Animated group's Russel remixes Redman; 2D collaborating with Massive Attack.

Unlike their animated ancestors the Archies and Josie and the Pussycats, the members of Gorillaz really do have lives outside the confines of your television set.

With their self-titled debut arriving in stores this week, three of the four components of the cartoon group developed by Blur's Damon Albarn and Jamie Hewlett, creator of the "Tank Girl" comic book series, are pursuing side projects.

Albarn said drummer Russel has completed a remix of Redman's "Let's Get Dirty (I Can't Get In Da Club)," the first single off the rapper's latest album, Malpractice; and singer 2D is collaborating with Massive Attack and reggae singer Horace Andy. Meanwhile, bassist Murdoc is contemplating assembling a death-metal band.

The Gorillaz draw on the collective talents of Albarn, Hewlett, producer Dan the Automator, Cibo Matto's Miho Hatori, rapper Del Tha Funky Homosapien, former Talking Heads bassist Tina Weymouth and Cuban jazz singer Ibrahim Ferrer. The creators are cagey about saying exactly who does the work credited to "Russel," "2D" or any members of the band; there's no direct musician-to-cartoon-figure match.

While specifics on the side projects remain undisclosed, the Gorillaz have the freedom to go their separate ways because they actually "live" their lives on the band's official Web site. Much more than a portal for band bios, photos and other expected Internet trappings, the site offers voyeuristic glimpses into the group's studio, as well as their individual bedrooms, where users can snoop through the band members' computers to read personal e-mails and find out about upcoming endeavors.

"We wanted to create an environment where, instead of having a Web site where you just download pages of information, we wanted to have a building that you could go into," Hewlett said last week of the virtual haunt. "[Something where] you could sort of hang out, so you could be a part of it. Hang out with the characters, listen to the music, watch videos, look at their computers, go in their bedrooms ... You can go and leave your graffiti in the toilet — do stuff like that.

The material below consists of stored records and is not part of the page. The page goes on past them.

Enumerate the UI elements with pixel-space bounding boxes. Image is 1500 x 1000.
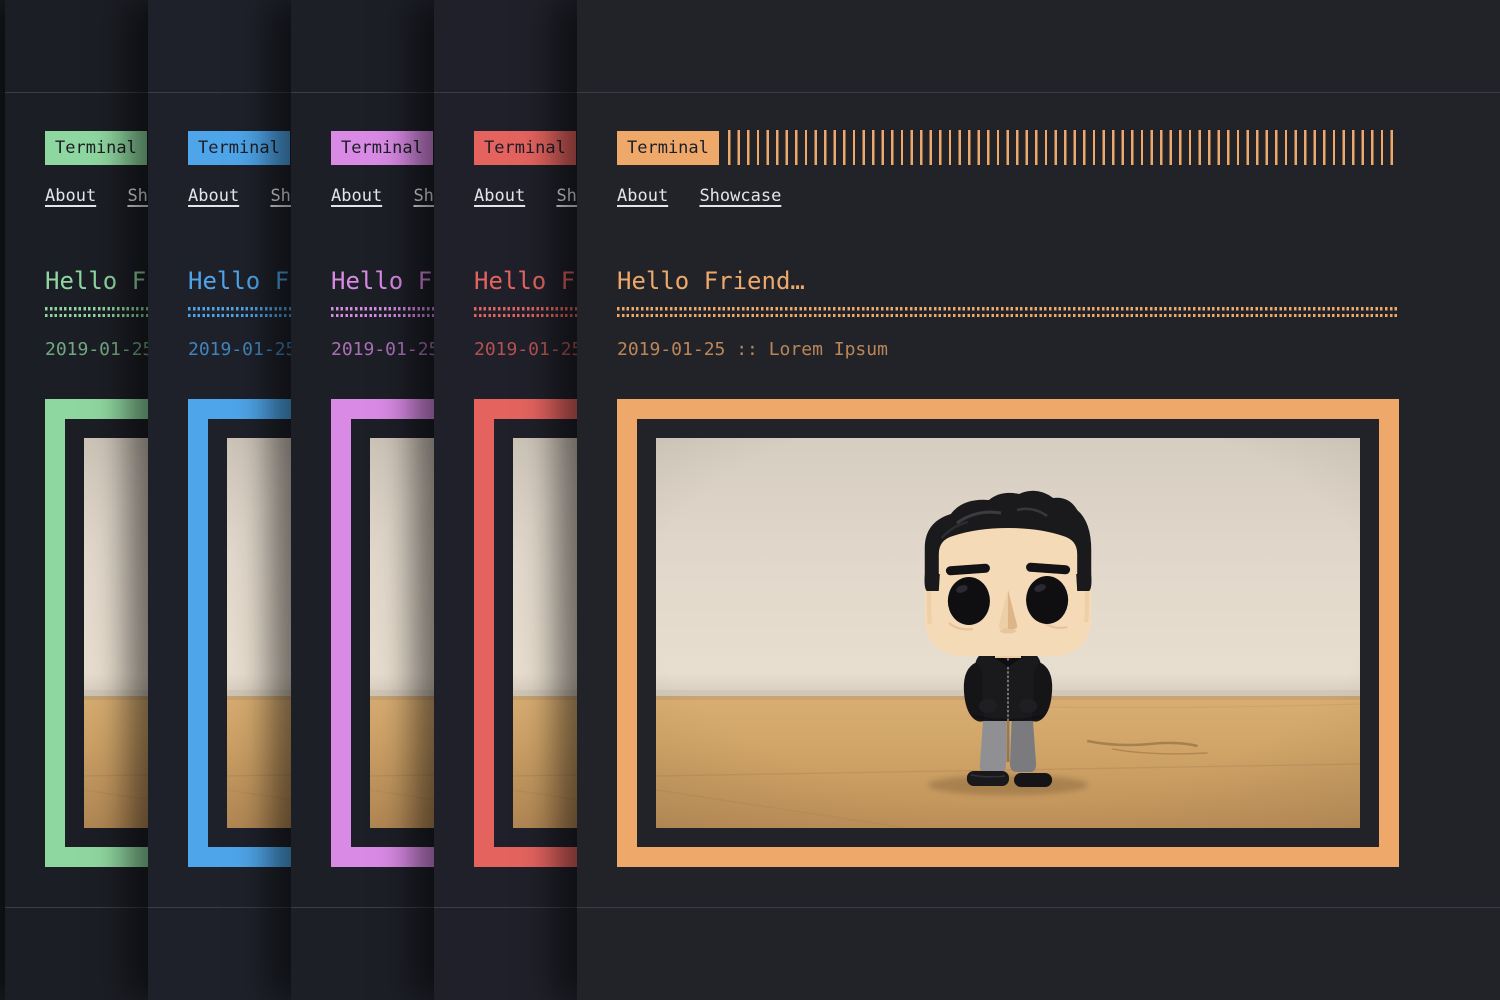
- site-logo[interactable]: Terminal: [617, 131, 719, 165]
- nav-link-about[interactable]: About: [331, 186, 382, 206]
- top-divider: [577, 92, 1500, 93]
- post-title[interactable]: Hello Friend…: [617, 267, 805, 295]
- theme-panel-orange: Terminal About Showcase Hello Friend… 20…: [577, 0, 1500, 1000]
- post-meta: 2019-01-25 :: Lorem Ipsum: [617, 339, 888, 360]
- site-logo[interactable]: Terminal: [45, 131, 147, 165]
- bottom-divider: [577, 907, 1500, 908]
- site-nav: About Showcase: [617, 186, 802, 206]
- site-logo[interactable]: Terminal: [474, 131, 576, 165]
- terminal-theme-showcase: Terminal About Showcase Hello Friend… 20…: [0, 0, 1500, 1000]
- nav-link-about[interactable]: About: [474, 186, 525, 206]
- nav-link-about[interactable]: About: [188, 186, 239, 206]
- post-image-frame: [617, 399, 1399, 867]
- dotted-separator: [617, 307, 1399, 317]
- header-stripes-decoration: [728, 130, 1399, 165]
- nav-link-about[interactable]: About: [617, 186, 668, 206]
- nav-link-showcase[interactable]: Showcase: [699, 186, 781, 206]
- site-logo[interactable]: Terminal: [188, 131, 290, 165]
- nav-link-about[interactable]: About: [45, 186, 96, 206]
- site-logo[interactable]: Terminal: [331, 131, 433, 165]
- funko-figure-photo: [656, 438, 1360, 828]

There's so much stuff you can do on it, it's ridiculous now."

And as much as users can interact with Gorillaz, the band members are prone to communicate right back.

"Kids would be in the chat room, just chatting away and then Murdoc will suddenly come on and talk to them," Hewlett explained. "And the kids would be like, 'Wow, that's cool.' "

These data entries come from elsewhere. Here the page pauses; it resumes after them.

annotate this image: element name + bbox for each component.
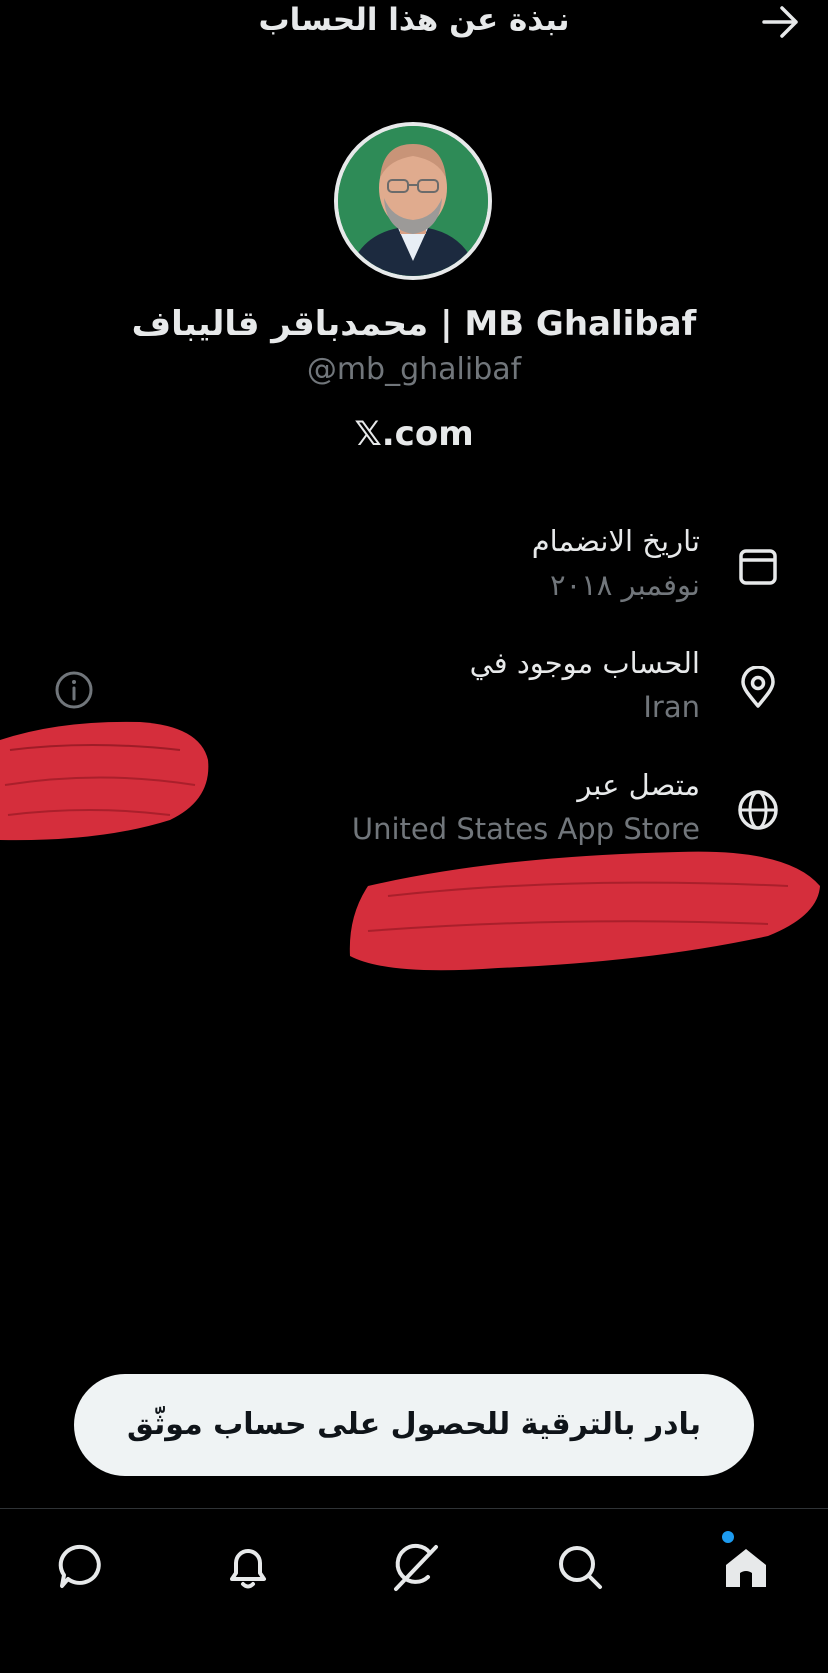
tab-grok-icon[interactable] [386, 1539, 442, 1595]
detail-value: نوفمبر ٢٠١٨ [550, 568, 700, 602]
page-title: نبذة عن هذا الحساب [258, 2, 570, 38]
tab-search-icon[interactable] [552, 1539, 608, 1595]
redaction-mark [0, 710, 215, 850]
calendar-icon [736, 544, 780, 588]
bottom-tab-bar [0, 1508, 828, 1673]
tab-notifications-icon[interactable] [220, 1539, 276, 1595]
notification-dot [722, 1531, 734, 1543]
handle: @mb_ghalibaf [306, 352, 522, 387]
info-icon[interactable] [54, 670, 94, 710]
detail-label: تاريخ الانضمام [531, 524, 700, 558]
display-name: محمدباقر قالیباف | MB Ghalibaf [131, 304, 697, 344]
detail-label: الحساب موجود في [469, 646, 700, 680]
site-label: 𝕏.com [354, 414, 474, 454]
avatar[interactable] [334, 122, 492, 280]
back-arrow-icon[interactable] [760, 2, 802, 42]
upgrade-verified-button[interactable]: بادر بالترقية للحصول على حساب موثّق [74, 1374, 754, 1476]
redaction-mark [348, 836, 824, 980]
detail-label: متصل عبر [577, 768, 700, 802]
tab-home-icon[interactable] [718, 1539, 774, 1595]
detail-value: Iran [643, 690, 700, 724]
tab-messages-icon[interactable] [54, 1539, 110, 1595]
location-pin-icon [736, 665, 780, 710]
header-bar: نبذة عن هذا الحساب [0, 0, 828, 60]
globe-icon [736, 788, 780, 832]
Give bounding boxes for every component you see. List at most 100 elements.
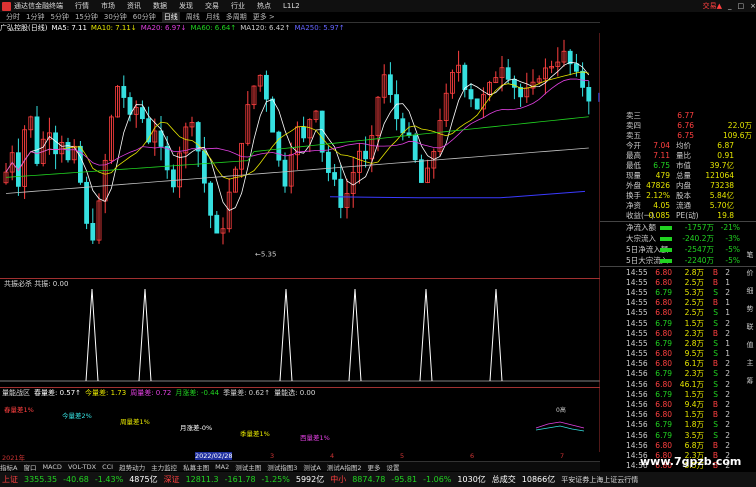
trade-row: 14:56 6.79 1.8万 S 2 — [600, 420, 756, 430]
trade-time: 14:55 — [626, 277, 648, 287]
trade-price: 6.80 — [655, 298, 672, 308]
menu-item-4[interactable]: 发现 — [179, 2, 193, 10]
period-tab-9[interactable]: 多周期 — [226, 12, 247, 22]
maximize-icon[interactable]: □ — [738, 2, 745, 10]
menu-item-6[interactable]: 行业 — [231, 2, 245, 10]
flow-label: 5日大宗流入 — [626, 256, 669, 265]
chart-tab-14[interactable]: 设置 — [386, 462, 399, 472]
trade-price: 6.79 — [655, 287, 672, 297]
trade-time: 14:56 — [626, 379, 648, 389]
menu-item-7[interactable]: 热点 — [257, 2, 271, 10]
candle-body — [574, 63, 579, 72]
chart-tab-2[interactable]: MACD — [42, 463, 61, 471]
trade-price: 6.80 — [655, 308, 672, 318]
trade-count: 2 — [725, 318, 730, 328]
trade-time: 14:55 — [626, 318, 648, 328]
trade-time: 14:56 — [626, 389, 648, 399]
minimize-icon[interactable]: _ — [728, 2, 732, 10]
right-tab-3[interactable]: 势 — [747, 304, 754, 314]
menu-item-1[interactable]: 市场 — [101, 2, 115, 10]
flow-value: -2240万 — [684, 256, 714, 265]
chart-tab-10[interactable]: 测试指图3 — [267, 462, 297, 472]
trade-side: S — [713, 287, 718, 297]
trade-side: B — [712, 440, 718, 450]
sz-pct: -1.25% — [261, 475, 290, 484]
trade-side: S — [713, 338, 718, 348]
chart-tab-6[interactable]: 主力监控 — [151, 462, 177, 472]
trade-side: S — [713, 420, 718, 430]
trade-price: 6.80 — [655, 379, 672, 389]
trade-side: B — [712, 328, 718, 338]
menu-item-2[interactable]: 资讯 — [127, 2, 141, 10]
period-tab-0[interactable]: 分时 — [6, 12, 20, 22]
indicator-tabs: 指标A 窗口 MACD VOL-TDX CCI 趋势动力 主力监控 私募主图 MA2 测试主图 测试… — [0, 461, 600, 472]
right-tab-4[interactable]: 联 — [747, 322, 754, 332]
date-label: 2022/02/28 — [195, 452, 233, 460]
trade-side: B — [712, 277, 718, 287]
candlestick-chart[interactable]: 7.207.006.806.606.406.206.005.805.605.40… — [0, 33, 600, 278]
news-ticker[interactable]: 平安证券上海上证云行情 — [561, 475, 638, 485]
candle-body — [363, 150, 369, 160]
right-tab-1[interactable]: 价 — [747, 268, 754, 278]
period-tab-8[interactable]: 月线 — [206, 12, 220, 22]
quote-value: 39.7亿 — [709, 160, 734, 170]
period-tab-4[interactable]: 30分钟 — [104, 12, 127, 22]
period-tab-6[interactable]: 日线 — [161, 12, 180, 22]
period-tab-3[interactable]: 15分钟 — [75, 12, 98, 22]
sz-change: -161.78 — [224, 475, 256, 484]
menu-item-0[interactable]: 行情 — [75, 2, 89, 10]
chart-tab-9[interactable]: 测试主图 — [235, 462, 261, 472]
chart-tab-7[interactable]: 私募主图 — [183, 462, 209, 472]
trade-time: 14:55 — [626, 338, 648, 348]
total-label: 总成交 — [491, 475, 516, 484]
trade-toggle[interactable]: 交易▲ — [703, 1, 722, 11]
menu-item-8[interactable]: L1L2 — [283, 2, 300, 10]
chart-tab-11[interactable]: 测试A — [303, 462, 320, 472]
menu-item-5[interactable]: 交易 — [205, 2, 219, 10]
candle-body — [90, 223, 96, 241]
fund-flow-row: 大宗流入 -240.2万 -3% — [600, 233, 756, 244]
oscillator-chart[interactable]: 1.000.900.800.700.600.500.400.300.200.10… — [0, 279, 600, 387]
close-icon[interactable]: × — [750, 2, 756, 10]
period-tab-10[interactable]: 更多 > — [253, 12, 275, 22]
ask-row: 卖四 6.76 22.0万 — [600, 120, 756, 130]
right-tab-5[interactable]: 值 — [747, 340, 754, 350]
menu-item-3[interactable]: 数据 — [153, 2, 167, 10]
candle-body — [301, 126, 307, 139]
trade-count: 1 — [725, 338, 730, 348]
period-bar: 分时 1分钟 5分钟 15分钟 30分钟 60分钟 日线 周线 月线 多周期 更多 > — [0, 12, 600, 23]
trade-price: 6.80 — [655, 349, 672, 359]
trade-row: 14:56 6.80 46.1万 S 2 — [600, 379, 756, 389]
sh-label: 上证 — [2, 475, 18, 484]
trade-time: 14:55 — [626, 298, 648, 308]
period-tab-2[interactable]: 5分钟 — [50, 12, 68, 22]
right-tab-0[interactable]: 笔 — [747, 250, 754, 260]
total-value: 10866亿 — [521, 475, 556, 484]
chart-tab-1[interactable]: 窗口 — [23, 462, 36, 472]
chart-tab-5[interactable]: 趋势动力 — [119, 462, 145, 472]
chart-tab-4[interactable]: CCI — [102, 463, 113, 471]
osc-spike — [348, 288, 362, 382]
trade-price: 6.79 — [655, 369, 672, 379]
right-tab-6[interactable]: 主 — [747, 358, 754, 368]
sz-amount: 5992亿 — [295, 475, 325, 484]
chart-tab-0[interactable]: 指标A — [0, 462, 17, 472]
chart-tab-8[interactable]: MA2 — [215, 463, 229, 471]
trade-row: 14:55 6.80 2.5万 S 1 — [600, 308, 756, 318]
chart-tab-3[interactable]: VOL-TDX — [68, 463, 96, 471]
period-tab-7[interactable]: 周线 — [186, 12, 200, 22]
period-tab-5[interactable]: 60分钟 — [133, 12, 156, 22]
volume-zone-chart[interactable]: 春量差1% 今量差2% 周量差1% 月涨差-0% 季量差1% 西量差1% 0高 — [0, 388, 600, 452]
right-tab-7[interactable]: 筹 — [747, 376, 754, 386]
candle-body — [394, 94, 400, 120]
chart-tab-12[interactable]: 测试A指图2 — [327, 462, 362, 472]
candle-body — [586, 87, 592, 102]
vol-label: 春量差1% — [4, 405, 34, 414]
period-tab-1[interactable]: 1分钟 — [26, 12, 44, 22]
right-tab-2[interactable]: 细 — [747, 286, 754, 296]
trade-row: 14:56 6.79 1.5万 S 2 — [600, 389, 756, 399]
chart-tab-13[interactable]: 更多 — [367, 462, 380, 472]
trade-count: 2 — [725, 328, 730, 338]
quote-value: 0.085 — [648, 210, 670, 220]
zx-change: -95.81 — [391, 475, 418, 484]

"It's constantly changing and evolving," Albarn said. "The band reacts to its audience in a way I don't think any other band could do without getting really involved and it all becoming very messy."

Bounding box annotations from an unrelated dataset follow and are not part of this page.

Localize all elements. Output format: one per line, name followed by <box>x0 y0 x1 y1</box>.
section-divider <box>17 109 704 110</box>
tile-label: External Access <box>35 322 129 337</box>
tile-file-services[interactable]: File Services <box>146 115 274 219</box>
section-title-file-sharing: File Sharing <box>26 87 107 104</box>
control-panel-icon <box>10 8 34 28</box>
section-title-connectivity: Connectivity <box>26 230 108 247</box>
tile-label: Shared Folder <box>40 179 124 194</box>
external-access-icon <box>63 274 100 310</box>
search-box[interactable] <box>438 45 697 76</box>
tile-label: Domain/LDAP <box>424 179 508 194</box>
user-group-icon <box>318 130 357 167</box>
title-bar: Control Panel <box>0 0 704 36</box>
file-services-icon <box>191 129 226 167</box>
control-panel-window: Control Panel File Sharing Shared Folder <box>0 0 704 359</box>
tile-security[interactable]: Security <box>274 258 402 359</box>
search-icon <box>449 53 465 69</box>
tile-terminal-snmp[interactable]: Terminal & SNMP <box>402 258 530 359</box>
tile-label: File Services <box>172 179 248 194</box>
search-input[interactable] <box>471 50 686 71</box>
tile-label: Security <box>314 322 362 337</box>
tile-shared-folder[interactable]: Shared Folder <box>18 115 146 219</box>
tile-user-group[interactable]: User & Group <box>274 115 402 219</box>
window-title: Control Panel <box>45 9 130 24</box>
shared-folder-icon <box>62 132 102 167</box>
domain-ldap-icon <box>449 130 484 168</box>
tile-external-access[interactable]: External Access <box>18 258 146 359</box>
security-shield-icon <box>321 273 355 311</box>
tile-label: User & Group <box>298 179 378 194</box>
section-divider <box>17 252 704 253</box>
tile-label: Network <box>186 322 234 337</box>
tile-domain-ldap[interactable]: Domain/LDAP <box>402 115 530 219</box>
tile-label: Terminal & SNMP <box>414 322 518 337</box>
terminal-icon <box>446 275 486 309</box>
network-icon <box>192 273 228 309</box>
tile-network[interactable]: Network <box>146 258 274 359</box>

Working with his eclectic brainchild allows Albarn the musical freedom he isn't afforded while under Blur's media-imposed Brit-pop limitations. So without his face attached to 2D's voice, Gorillaz are free to explore musical terrain populated by such non-Brit nuances as hip-hop beats, rhymes and scratches.

"There are no boundaries [with Gorillaz] and the Internet is the perfect place for that," Albarn said. "If you've got an imagination, then your audience has probably got more imagination than yourself, because they're a collective and you're one person. So you just all feed off of each other and I think that's the way forward.

"What you have to do is switch your head in a way to kind of forget there are human beings involved, and just enjoy the ride."